William Cummins
- Full name: William Edward Ashley Cummins
- Born: 4 February 1858 Blackrock, Cork, Ireland
- Died: 18 October 1923 (aged 65) Woodville, Cork, Ireland
- Notable relative(s): Jane Cummins (daughter) Mary Cummins (daughter) Geraldine Cummins (daughter) Iris Cummins (daughter)

Rugby union career
- Position: Forward

International career
- Years: Team / Apps / (Points)
- 1879–82: Ireland / 3 / (0)

= Ashley Cummins (rugby union) =

Irish rugby union player

William Edward Ashley Cummins (4 February 1858 — 18 October 1923) was an Irish international rugby union player.

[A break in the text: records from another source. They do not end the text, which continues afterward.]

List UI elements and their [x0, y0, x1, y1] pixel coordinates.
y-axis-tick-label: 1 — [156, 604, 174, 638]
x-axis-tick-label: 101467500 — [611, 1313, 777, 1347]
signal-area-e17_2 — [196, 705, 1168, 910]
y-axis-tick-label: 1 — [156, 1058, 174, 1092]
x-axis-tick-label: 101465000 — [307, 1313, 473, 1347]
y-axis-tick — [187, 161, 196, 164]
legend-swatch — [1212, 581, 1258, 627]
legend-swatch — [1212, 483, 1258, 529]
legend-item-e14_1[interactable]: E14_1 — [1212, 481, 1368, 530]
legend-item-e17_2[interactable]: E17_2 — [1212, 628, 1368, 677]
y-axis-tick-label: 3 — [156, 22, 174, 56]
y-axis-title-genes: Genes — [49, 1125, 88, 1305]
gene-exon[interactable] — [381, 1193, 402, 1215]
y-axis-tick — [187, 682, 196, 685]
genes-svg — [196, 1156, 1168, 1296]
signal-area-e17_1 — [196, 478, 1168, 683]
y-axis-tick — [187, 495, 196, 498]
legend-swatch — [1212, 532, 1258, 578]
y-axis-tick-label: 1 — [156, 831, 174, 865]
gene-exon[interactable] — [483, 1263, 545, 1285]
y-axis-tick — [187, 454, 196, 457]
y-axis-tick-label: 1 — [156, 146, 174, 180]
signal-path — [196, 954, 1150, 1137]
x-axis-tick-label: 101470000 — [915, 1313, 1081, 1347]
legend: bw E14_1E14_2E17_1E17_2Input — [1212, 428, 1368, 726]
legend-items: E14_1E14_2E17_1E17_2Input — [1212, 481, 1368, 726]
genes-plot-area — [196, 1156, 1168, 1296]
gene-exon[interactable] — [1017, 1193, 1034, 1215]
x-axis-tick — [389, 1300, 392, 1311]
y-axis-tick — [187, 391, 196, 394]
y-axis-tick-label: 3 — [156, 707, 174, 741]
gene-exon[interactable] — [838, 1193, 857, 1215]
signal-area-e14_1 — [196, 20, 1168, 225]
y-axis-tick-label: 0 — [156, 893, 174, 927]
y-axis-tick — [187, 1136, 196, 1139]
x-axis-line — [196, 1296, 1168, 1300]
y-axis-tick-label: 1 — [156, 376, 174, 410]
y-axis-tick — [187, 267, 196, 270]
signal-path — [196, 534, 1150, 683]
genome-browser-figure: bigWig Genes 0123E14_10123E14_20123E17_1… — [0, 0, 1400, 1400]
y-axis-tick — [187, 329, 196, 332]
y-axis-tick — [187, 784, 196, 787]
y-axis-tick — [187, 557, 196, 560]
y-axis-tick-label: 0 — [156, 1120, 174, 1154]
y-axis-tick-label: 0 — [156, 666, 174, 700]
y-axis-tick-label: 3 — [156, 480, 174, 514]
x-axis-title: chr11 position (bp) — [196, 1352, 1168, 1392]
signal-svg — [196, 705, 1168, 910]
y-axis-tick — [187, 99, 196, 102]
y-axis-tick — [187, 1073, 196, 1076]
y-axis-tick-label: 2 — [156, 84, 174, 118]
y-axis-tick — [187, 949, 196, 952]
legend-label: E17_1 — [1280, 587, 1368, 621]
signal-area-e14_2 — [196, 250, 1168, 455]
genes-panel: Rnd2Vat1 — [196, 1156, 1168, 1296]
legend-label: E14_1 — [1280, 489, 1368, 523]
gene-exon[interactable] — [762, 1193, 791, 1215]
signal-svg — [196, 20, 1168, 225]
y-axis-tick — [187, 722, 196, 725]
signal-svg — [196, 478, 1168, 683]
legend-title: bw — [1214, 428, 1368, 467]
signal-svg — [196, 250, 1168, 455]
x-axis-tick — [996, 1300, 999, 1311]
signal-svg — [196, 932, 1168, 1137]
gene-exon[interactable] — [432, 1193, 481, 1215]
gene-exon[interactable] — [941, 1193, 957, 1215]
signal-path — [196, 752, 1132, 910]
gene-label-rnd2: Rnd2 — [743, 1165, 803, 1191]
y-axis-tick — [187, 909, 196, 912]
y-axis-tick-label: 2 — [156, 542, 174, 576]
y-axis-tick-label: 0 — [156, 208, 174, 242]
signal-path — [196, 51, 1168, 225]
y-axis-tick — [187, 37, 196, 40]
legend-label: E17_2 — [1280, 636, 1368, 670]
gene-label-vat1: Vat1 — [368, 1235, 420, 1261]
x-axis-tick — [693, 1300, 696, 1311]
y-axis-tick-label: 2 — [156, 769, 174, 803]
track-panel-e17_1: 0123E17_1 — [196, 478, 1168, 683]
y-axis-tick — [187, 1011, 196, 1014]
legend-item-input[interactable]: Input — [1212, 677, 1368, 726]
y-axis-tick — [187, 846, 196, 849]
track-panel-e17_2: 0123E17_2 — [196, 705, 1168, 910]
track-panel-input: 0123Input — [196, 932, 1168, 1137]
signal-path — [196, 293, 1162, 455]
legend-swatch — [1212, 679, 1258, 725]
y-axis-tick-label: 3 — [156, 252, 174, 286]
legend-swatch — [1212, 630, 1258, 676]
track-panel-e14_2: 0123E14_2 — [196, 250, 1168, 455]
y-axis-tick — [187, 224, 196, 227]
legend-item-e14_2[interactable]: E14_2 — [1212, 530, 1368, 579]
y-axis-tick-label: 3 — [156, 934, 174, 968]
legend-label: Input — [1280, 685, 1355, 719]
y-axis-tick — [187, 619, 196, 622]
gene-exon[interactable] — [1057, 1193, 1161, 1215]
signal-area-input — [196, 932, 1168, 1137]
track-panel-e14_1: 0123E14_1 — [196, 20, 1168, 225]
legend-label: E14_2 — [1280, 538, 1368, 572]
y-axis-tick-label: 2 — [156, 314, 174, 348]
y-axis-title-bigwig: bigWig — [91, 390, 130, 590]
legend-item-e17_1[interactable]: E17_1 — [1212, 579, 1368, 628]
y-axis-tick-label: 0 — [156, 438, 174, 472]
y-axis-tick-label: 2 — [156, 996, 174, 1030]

Born in Cork, Cummins was educated at University College Cork and Queen's College Belfast. He appeared occasionally in rugby international for Ireland during his tertiary studies, gaining three caps as a forward.

Cummins remained based in Cork through his medical career. He was Professor of Practice of Medicine at University College Cork and a senior surgeon at the City of Cork Hospital for Women and Children.

Raising 11 children, Cummins had two sons follow him into medicine, as did his daughters Jane and Mary. His eldest daughter was the Irish playwright Geraldine Cummins. Another daughter, Iris Cummins, was University College Cork's first female engineering graduate.